Wichtig war, dass die Bürgerinnen und Bürger das Modell nicht nutzten, um ausschließlich Kritik an den Entscheidungen im Rathaus zu üben. Es konnte nur funktionieren, wenn sie selbst in gegebenen Foren wie den RPGs oder bei Bürgerversammlungen aktiv wurden. Klar ist, dass dieses Bürgerengagement natürlich auch von der Verwaltung und der Kommunalpolitik im Sinne des Gemeinwesens gewünscht und zugelassen wird. Zu den Verbindungsgliedern wurden die hauptamtlich beschäftigten Stadtteilkoordinatoren und- Koordinatorinnen, die wiederum mit ehrenamtlich agierenden RPG-Sprechern kooperierten. Wer hier gut zusammenarbeitete, konnte in seinem Stadtteil im Schulterschluss viele Dinge bewegen.  

Weshalb ist ein direkter Austausch mit der Bürgerschaft so wichtig für eine Verwaltung?  
Ganz einfach, weil die Beschäftigten in einer Verwaltung nicht immer alles wissen können, was in den einzelnen Stadtteilen konkret passiert oder verändert werden sollte. Wo zum Beispiel genau Park-, Spielplätze und Verkehrsberuhigungen dringend benötigt werden, wissen die entsprechenden Anwohnerinnen und Anwohner. Sie können am besten beurteilen, was vor ihrer Haustüre geschieht.

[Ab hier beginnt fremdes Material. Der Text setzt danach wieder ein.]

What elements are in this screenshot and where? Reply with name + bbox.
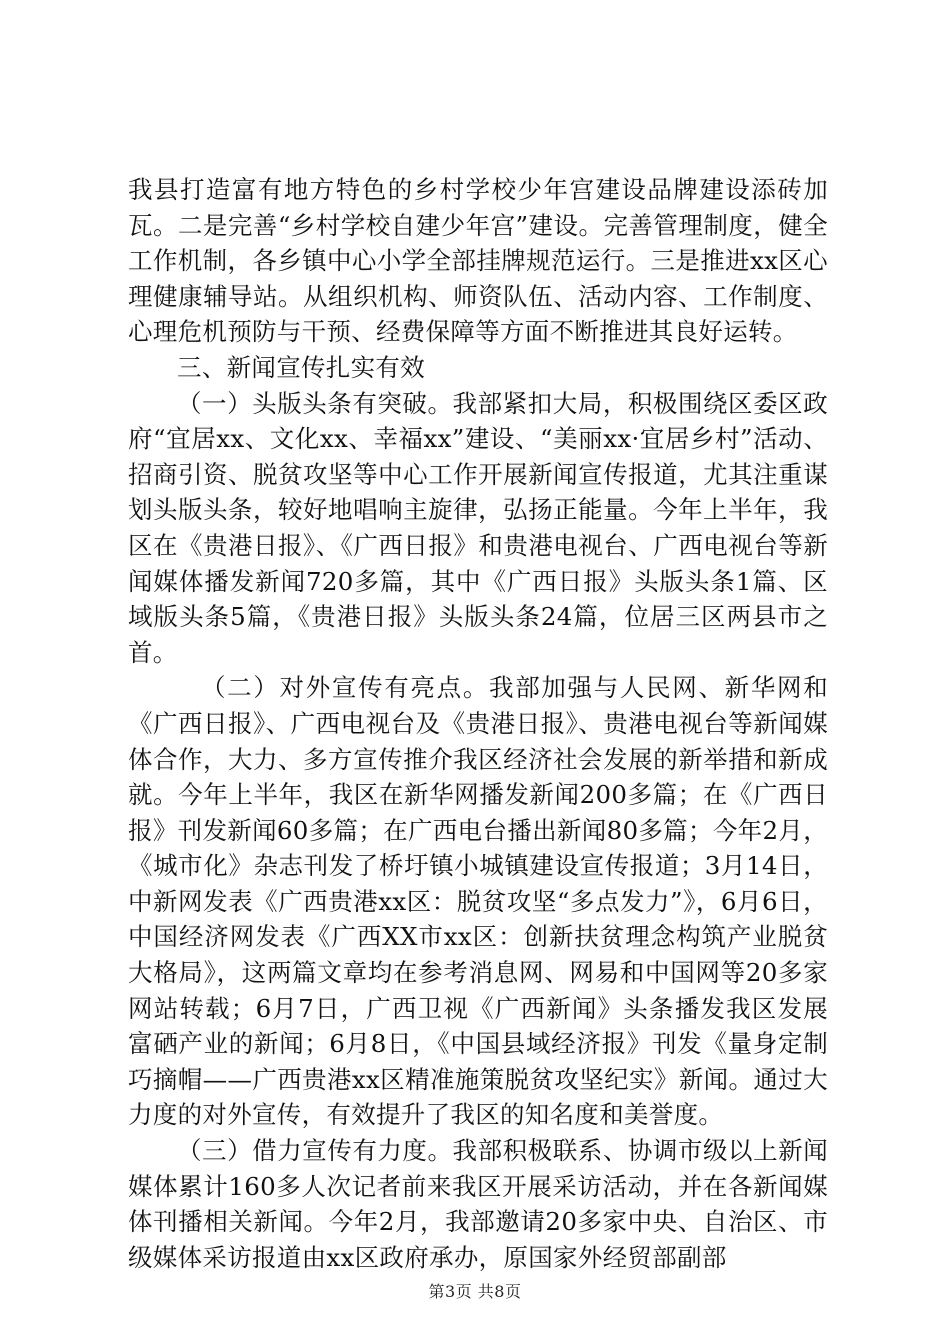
page-number: 第3页 共8页	[428, 1282, 522, 1301]
section-heading-news: 三、新闻宣传扎实有效	[177, 352, 425, 382]
document-body	[128, 172, 828, 1275]
paragraph-headlines: （一）头版头条有突破。我部紧扣大局，积极围绕区委区政府“宜居xx、文化xx、幸福xx”建设、“美丽xx·宜居乡村”活动、招商引资、脱贫攻坚等中心工作开展新闻宣传报道，尤其注重谋划头版头条，较好地唱响主旋律，弘扬正能量。今年上半年，我区在《贵港日报》、《广西日报》和贵港电视台、广西电视台等新闻媒体播发新闻720多篇，其中《广西日报》头版头条1篇、区域版头条5篇，《贵港日报》头版头条24篇，位居三区两县市之首。	[128, 388, 828, 667]
paragraph-youth-palace: 我县打造富有地方特色的乡村学校少年宫建设品牌建设添砖加瓦。二是完善“乡村学校自建少年宫”建设。完善管理制度，健全工作机制，各乡镇中心小学全部挂牌规范运行。三是推进xx区心理健康辅导站。从组织机构、师资队伍、活动内容、工作制度、心理危机预防与干预、经费保障等方面不断推进其良好运转。	[128, 175, 828, 347]
paragraph-external-publicity: （二）对外宣传有亮点。我部加强与人民网、新华网和《广西日报》、广西电视台及《贵港日报》、贵港电视台等新闻媒体合作，大力、多方宣传推介我区经济社会发展的新举措和新成就。今年上半年，我区在新华网播发新闻200多篇；在《广西日报》刊发新闻60多篇；在广西电台播出新闻80多篇；今年2月，《城市化》杂志刊发了桥圩镇小城镇建设宣传报道；3月14日，中新网发表《广西贵港xx区：脱贫攻坚“多点发力”》，6月6日，中国经济网发表《广西XX市xx区：创新扶贫理念构筑产业脱贫大格局》，这两篇文章均在参考消息网、网易和中国网等20多家网站转载；6月7日，广西卫视《广西新闻》头条播发我区发展富硒产业的新闻；6月8日，《中国县域经济报》刊发《量身定制巧摘帽——广西贵港xx区精准施策脱贫攻坚纪实》新闻。通过大力度的对外宣传，有效提升了我区的知名度和美誉度。	[128, 673, 828, 1130]
paragraph-media-leverage: （三）借力宣传有力度。我部积极联系、协调市级以上新闻媒体累计160多人次记者前来我区开展采访活动，并在各新闻媒体刊播相关新闻。今年2月，我部邀请20多家中央、自治区、市级媒体采访报道由xx区政府承办，原国家外经贸部副部	[128, 1136, 828, 1272]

Gleichzeitig brauchen diese den Dialog und die Fachkompetenz mit der Verwaltung sowie den Rückhalt für ihre Vorschläge in der Kommunalpolitik. 

Was sind die größten Erfolge des Modells?

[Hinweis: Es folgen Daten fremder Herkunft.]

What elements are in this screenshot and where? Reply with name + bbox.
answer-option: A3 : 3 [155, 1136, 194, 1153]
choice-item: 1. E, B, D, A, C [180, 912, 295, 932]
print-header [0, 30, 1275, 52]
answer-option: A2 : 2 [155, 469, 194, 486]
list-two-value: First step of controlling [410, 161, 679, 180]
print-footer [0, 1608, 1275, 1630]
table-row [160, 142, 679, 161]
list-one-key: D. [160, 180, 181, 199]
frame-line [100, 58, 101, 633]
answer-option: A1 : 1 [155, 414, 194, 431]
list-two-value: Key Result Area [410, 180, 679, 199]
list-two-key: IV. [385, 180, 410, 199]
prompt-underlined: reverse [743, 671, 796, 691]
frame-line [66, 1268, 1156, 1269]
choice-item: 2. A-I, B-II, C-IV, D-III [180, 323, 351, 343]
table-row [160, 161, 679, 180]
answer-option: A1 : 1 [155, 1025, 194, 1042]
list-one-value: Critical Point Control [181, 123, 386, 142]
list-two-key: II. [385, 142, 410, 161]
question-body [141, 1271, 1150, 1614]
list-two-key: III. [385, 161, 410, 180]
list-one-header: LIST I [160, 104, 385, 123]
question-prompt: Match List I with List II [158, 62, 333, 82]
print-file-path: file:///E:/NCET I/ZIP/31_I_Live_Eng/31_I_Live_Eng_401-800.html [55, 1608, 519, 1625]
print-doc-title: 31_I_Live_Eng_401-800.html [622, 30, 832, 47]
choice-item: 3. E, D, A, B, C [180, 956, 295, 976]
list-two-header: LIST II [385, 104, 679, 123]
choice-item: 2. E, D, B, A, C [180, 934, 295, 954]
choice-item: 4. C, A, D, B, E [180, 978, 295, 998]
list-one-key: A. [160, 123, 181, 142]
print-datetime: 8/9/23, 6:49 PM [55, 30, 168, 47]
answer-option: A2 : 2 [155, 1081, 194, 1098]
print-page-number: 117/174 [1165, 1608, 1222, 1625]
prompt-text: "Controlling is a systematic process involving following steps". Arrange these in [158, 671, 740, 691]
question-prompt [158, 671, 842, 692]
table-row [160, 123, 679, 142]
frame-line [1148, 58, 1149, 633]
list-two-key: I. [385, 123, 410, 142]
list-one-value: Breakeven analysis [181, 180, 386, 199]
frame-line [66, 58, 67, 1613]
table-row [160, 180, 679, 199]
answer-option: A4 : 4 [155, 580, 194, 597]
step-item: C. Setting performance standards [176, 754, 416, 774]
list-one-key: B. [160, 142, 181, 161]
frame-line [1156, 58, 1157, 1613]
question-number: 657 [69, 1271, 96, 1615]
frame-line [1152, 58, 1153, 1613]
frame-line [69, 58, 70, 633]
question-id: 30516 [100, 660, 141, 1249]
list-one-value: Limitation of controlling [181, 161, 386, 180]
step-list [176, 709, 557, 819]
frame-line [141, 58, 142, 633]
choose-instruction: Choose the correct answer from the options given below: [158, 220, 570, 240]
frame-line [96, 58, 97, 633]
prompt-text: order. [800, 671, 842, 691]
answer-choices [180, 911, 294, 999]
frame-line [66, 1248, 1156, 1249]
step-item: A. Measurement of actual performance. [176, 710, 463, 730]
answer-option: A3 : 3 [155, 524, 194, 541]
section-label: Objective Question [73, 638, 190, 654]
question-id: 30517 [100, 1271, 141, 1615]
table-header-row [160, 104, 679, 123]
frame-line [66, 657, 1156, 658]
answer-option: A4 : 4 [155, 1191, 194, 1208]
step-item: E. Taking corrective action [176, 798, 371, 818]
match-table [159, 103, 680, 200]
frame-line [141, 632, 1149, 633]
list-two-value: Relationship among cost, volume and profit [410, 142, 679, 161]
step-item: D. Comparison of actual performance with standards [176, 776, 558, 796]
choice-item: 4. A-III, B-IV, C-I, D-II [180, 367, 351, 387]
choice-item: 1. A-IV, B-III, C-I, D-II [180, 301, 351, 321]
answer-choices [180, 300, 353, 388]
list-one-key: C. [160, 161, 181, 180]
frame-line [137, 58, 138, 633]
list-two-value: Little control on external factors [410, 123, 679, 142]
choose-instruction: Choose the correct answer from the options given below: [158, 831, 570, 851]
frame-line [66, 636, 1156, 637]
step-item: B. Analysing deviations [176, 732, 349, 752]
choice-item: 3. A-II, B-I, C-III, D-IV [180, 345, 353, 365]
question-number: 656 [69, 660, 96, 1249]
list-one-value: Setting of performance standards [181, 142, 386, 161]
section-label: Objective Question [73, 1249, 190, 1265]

Die Stadt Ulm hat viel Geld in die Hand genommen, um das Bürgerengagement über das Dialogmodell zu fordern und möglich zu machen. So gibt es heute in den fünf Sozialräumen Böfingen, Mitte/Ost, Eselsberg, West/Söflingen und Wiblingen eigene Bürgerzentren als Orte der Begegnung. Auch sie alle tragen dazu bei, dass die Solidarität, der Zusammenhalt und der soziale Frieden in den Stadtteilen gestärkt wird. Wenn dann die Bürgerschaft und ihre zivilgesellschaftlich gebildeten Vereine öffentliche Aufgaben wie zum Beispiel das Betreiben von Bürgerzentren selber übernehmen, etwa wie die AG West das Weststadthaus, dann sind das die höchsten Weihen der Bürgerkommune - und das mit Unterstützung der Verwaltung.

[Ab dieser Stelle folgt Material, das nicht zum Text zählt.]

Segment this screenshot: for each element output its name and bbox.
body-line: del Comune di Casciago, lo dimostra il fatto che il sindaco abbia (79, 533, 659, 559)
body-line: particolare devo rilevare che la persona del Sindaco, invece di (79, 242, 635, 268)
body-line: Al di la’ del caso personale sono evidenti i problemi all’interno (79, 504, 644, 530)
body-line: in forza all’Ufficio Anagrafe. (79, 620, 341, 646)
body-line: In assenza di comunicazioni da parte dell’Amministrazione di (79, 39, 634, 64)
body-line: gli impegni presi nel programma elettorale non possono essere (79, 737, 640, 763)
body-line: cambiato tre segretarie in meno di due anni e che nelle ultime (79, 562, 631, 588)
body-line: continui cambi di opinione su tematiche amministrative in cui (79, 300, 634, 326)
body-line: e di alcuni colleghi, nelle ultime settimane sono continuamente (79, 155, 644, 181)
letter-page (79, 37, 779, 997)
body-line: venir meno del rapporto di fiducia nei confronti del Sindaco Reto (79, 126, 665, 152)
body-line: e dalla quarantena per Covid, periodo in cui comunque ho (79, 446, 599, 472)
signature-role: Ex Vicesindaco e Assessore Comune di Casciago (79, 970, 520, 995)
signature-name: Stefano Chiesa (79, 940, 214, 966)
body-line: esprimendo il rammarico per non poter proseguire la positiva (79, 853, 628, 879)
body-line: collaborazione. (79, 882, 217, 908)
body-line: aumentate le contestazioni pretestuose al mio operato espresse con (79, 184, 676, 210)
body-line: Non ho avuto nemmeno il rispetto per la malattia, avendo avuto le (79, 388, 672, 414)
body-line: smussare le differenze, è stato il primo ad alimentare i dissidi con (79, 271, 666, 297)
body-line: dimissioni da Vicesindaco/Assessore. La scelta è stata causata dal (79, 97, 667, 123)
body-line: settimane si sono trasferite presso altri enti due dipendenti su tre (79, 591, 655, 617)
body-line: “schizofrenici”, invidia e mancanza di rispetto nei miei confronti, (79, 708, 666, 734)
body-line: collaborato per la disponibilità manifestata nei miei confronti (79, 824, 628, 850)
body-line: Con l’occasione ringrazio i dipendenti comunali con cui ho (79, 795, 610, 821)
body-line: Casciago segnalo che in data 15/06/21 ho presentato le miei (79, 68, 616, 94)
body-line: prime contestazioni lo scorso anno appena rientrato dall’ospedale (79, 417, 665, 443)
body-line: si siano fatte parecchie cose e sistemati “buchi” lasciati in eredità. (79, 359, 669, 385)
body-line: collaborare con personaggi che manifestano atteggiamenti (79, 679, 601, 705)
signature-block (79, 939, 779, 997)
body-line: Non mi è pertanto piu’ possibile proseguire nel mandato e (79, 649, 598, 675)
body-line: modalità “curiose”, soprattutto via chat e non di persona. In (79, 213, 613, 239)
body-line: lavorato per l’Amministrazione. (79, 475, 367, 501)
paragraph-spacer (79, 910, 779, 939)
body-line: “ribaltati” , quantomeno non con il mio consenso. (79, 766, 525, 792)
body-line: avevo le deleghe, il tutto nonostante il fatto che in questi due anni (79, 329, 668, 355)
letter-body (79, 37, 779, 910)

Die Fragen stellte Stefan Loeffler


Gestalter und nicht Verwalter
Dieter Lehmann hat Wirtschaft und Sozialwissenschaften sowie einige Semester Architektur studiert. Er war bis zum Ausscheiden des Sozialbürgermeisters Dr. Götz Hartung dessen rechte Hand. Nach zwölf Jahren als Amtsleiter bei der Stadtverwaltung in Schwäbisch Gmünd kehrte der gebürtige Ulmer und ehemalige Leiter der Ulmer Stabsstelle Strategische Planung/Bürgerschaftliches Engagement im vergangenen Jahr an die Donau zurück. Wenig später wurde der heute 66-Jährige, der sich immer mehr als ein Gestalter als ein Verwalter sah, zum ehrenamtlichen Vorsitzenden des Ulm/Neu-Ulmer GenerationenTreffs e.V. gewählt.